Since each letter represents a unique digit

                                                                  FANG

                                                                    FAN
                                                             ---------------
                                                                  3122

G+N = 12 A+N = 11 A+F = 10 F = 2

Hence A = 8; N = 3 and so G = 9

Verifying the addition

2839 + 283 = 3122

I did this using the guess and check method or the trial and error method. Since the sum of $FANG$ and $FAN$ is a four digit number, $G+N=12$ . So $G+N$ can be

$3+9, 4+8, 5+7, 7+5, 8+4,$ or $9+3$

Now if you start from $3+9=12$ and observed the result, you can try $9+3$ immediately.

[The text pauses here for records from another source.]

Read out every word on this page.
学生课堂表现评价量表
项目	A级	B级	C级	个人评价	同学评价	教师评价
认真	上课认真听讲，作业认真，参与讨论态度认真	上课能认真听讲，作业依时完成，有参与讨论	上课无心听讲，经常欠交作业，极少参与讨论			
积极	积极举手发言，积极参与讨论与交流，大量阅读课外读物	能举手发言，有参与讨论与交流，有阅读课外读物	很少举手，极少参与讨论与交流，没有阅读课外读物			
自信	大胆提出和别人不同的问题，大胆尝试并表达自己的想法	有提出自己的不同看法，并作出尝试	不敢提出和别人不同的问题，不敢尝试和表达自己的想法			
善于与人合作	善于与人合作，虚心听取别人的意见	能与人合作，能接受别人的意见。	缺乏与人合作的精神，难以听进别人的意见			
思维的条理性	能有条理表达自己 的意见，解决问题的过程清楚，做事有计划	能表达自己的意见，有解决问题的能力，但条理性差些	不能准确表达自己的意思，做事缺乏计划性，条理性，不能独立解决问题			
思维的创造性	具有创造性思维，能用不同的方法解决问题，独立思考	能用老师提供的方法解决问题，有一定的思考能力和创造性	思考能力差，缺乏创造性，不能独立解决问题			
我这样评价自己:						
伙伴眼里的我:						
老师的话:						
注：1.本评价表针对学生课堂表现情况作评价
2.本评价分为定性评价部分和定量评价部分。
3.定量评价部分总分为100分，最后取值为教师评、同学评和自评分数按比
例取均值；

I did it by trying all the numbers: solve: "Each letter represents a different nonzero digit"

G+N= 12 if

G = 9,8,7,5,4,3 according to above: G ≠ 0,1,2,6

N = 3,4,5,7,8,9 according to above: N ≠ 0,1,2,6

N+A= 11 if

N=9,8,7,5,4,3 according to above: N≠0,1,2,6,

A= 2,3,4,6,7,8 according to above: A≠0,1,5,9

A+F= 10 if

A=2,3,4,6,7,8 according to above: A≠0,1,5,9

F=8,7,6,4,3,2 according to above: F≠9,5,1

F+1= 3 if

F= 2 we must now use all the information we have learned!!

f=2 A=8

A=8 N=3

N=3 G=9

Assume G to be 9:

Then must N = 3 Then must A = 8 Then must F = 2

Just one answer can be true. Therefore 9 is the correct solution.